Shakespeare’s King Lear is a towering achievement, one of the top-three plays of all time in my book, and a tough play to make work. In places it’s almost operatic in its size and demands—Lear’s mad scene on the heath, shouting at the gods over the sounds of the roaring storm. Elsewhere it’s an intimate domestic tragedy: brother against brother, sister against sister, parents vs. children. There’s terror and tenderness, sometimes in the same scene. And an old man raging against his growing impotence.

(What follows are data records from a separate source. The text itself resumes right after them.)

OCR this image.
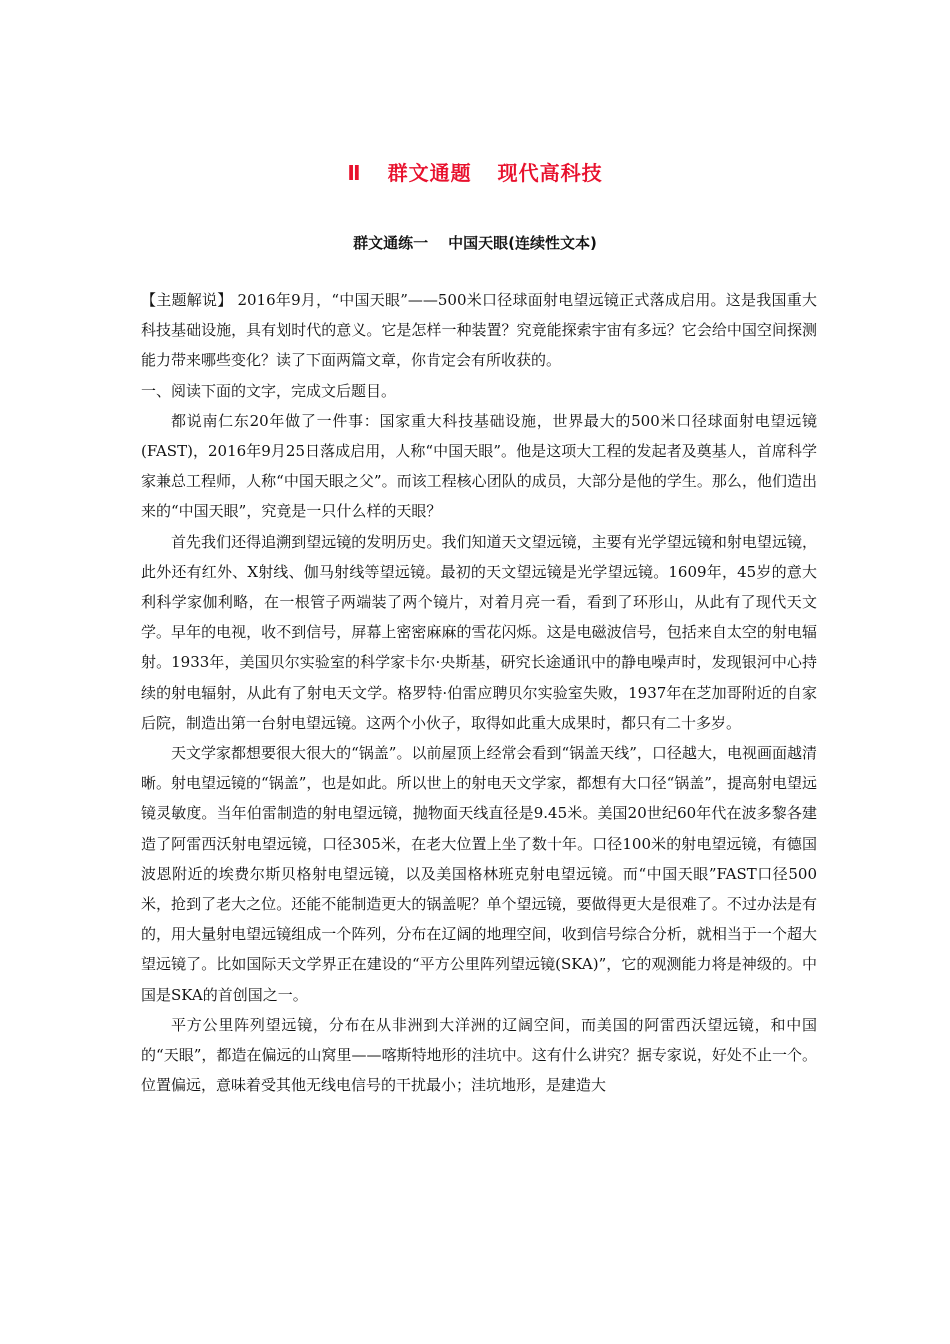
Ⅱ 群文通题 现代高科技
群文通练一 中国天眼(连续性文本)

【主题解说】 2016年9月，“中国天眼”——500米口径球面射电望远镜正式落成启用。这是我国重大科技基础设施，具有划时代的意义。它是怎样一种装置？究竟能探索宇宙有多远？它会给中国空间探测能力带来哪些变化？读了下面两篇文章，你肯定会有所收获的。

一、阅读下面的文字，完成文后题目。

都说南仁东20年做了一件事：国家重大科技基础设施，世界最大的500米口径球面射电望远镜(FAST)，2016年9月25日落成启用，人称“中国天眼”。他是这项大工程的发起者及奠基人，首席科学家兼总工程师，人称“中国天眼之父”。而该工程核心团队的成员，大部分是他的学生。那么，他们造出来的“中国天眼”，究竟是一只什么样的天眼？

首先我们还得追溯到望远镜的发明历史。我们知道天文望远镜，主要有光学望远镜和射电望远镜，此外还有红外、X射线、伽马射线等望远镜。最初的天文望远镜是光学望远镜。1609年，45岁的意大利科学家伽利略，在一根管子两端装了两个镜片，对着月亮一看，看到了环形山，从此有了现代天文学。早年的电视，收不到信号，屏幕上密密麻麻的雪花闪烁。这是电磁波信号，包括来自太空的射电辐射。1933年，美国贝尔实验室的科学家卡尔·央斯基，研究长途通讯中的静电噪声时，发现银河中心持续的射电辐射，从此有了射电天文学。格罗特·伯雷应聘贝尔实验室失败，1937年在芝加哥附近的自家后院，制造出第一台射电望远镜。这两个小伙子，取得如此重大成果时，都只有二十多岁。

天文学家都想要很大很大的“锅盖”。以前屋顶上经常会看到“锅盖天线”，口径越大，电视画面越清晰。射电望远镜的“锅盖”，也是如此。所以世上的射电天文学家，都想有大口径“锅盖”，提高射电望远镜灵敏度。当年伯雷制造的射电望远镜，抛物面天线直径是9.45米。美国20世纪60年代在波多黎各建造了阿雷西沃射电望远镜，口径305米，在老大位置上坐了数十年。口径100米的射电望远镜，有德国波恩附近的埃费尔斯贝格射电望远镜，以及美国格林班克射电望远镜。而“中国天眼”FAST口径500米，抢到了老大之位。还能不能制造更大的锅盖呢？单个望远镜，要做得更大是很难了。不过办法是有的，用大量射电望远镜组成一个阵列，分布在辽阔的地理空间，收到信号综合分析，就相当于一个超大望远镜了。比如国际天文学界正在建设的“平方公里阵列望远镜(SKA)”，它的观测能力将是神级的。中国是SKA的首创国之一。

平方公里阵列望远镜，分布在从非洲到大洋洲的辽阔空间，而美国的阿雷西沃望远镜，和中国的“天眼”，都造在偏远的山窝里——喀斯特地形的洼坑中。这有什么讲究？据专家说，好处不止一个。位置偏远，意味着受其他无线电信号的干扰最小；洼坑地形，是建造大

Dennis Garnhum’s Bard on the Beach production, in collaboration with Theatre Calgary, gets much of it right. The staging is clear and unfussy; unlike the disastrous high-concept Lear at Bard in 2008, there’s no attempt to modernize (or musicalize) the text. Benedict Campbell hits many of the high notes as Lear, especially in his scenes with Scott Bellis’ brilliant Fool (shades of Robin Williams!). John Murphy is marvelous as Lear’s loyal friend Kent, and Colleen Wheeler lends her usual grand physical and vocal presence to Goneril, the world’s worst daughter—though in places very clearly Lear’s daughter. The scene where Goneril and Regan (Jennifer Lines) try to strip their father of his followers and dignity (“Reason not the need!” he cries) is terrifying and heartbreaking.

Most of the first act is terrific, but the second act loses momentum, especially after the Fool disappears. (Savour the moment when he hands over his motley to Edgar.) The Gloucester family subplot doesn’t generate as much interest or energy as it needs to, with Nathan Schmidt ‘s feral Poor Tom more effective than David Marr’s histrionic Gloucester or Michael Blake’s smug Edmund. Andrea Rankin seems curiously detached as Cordelia, but it’s impossible not to feel the pity and terror of profound tragedy when Lear enters, howling, with Cordelia dead in his arms.

Costume designer Deitra Kalyn provides a nice touch in dressing Goneril and Regan in matching colours and patterns, the twin sisters from hell. But the sheets hanging on Pam Johnson’s set in the first scenes (perhaps to suggest tapestries?) just look tacky. And why would the director have a servant stand in the middle of a scene with Goneril, Regan, Edmund and Gloucester, holding a torch—in broad daylight—that upstages them all?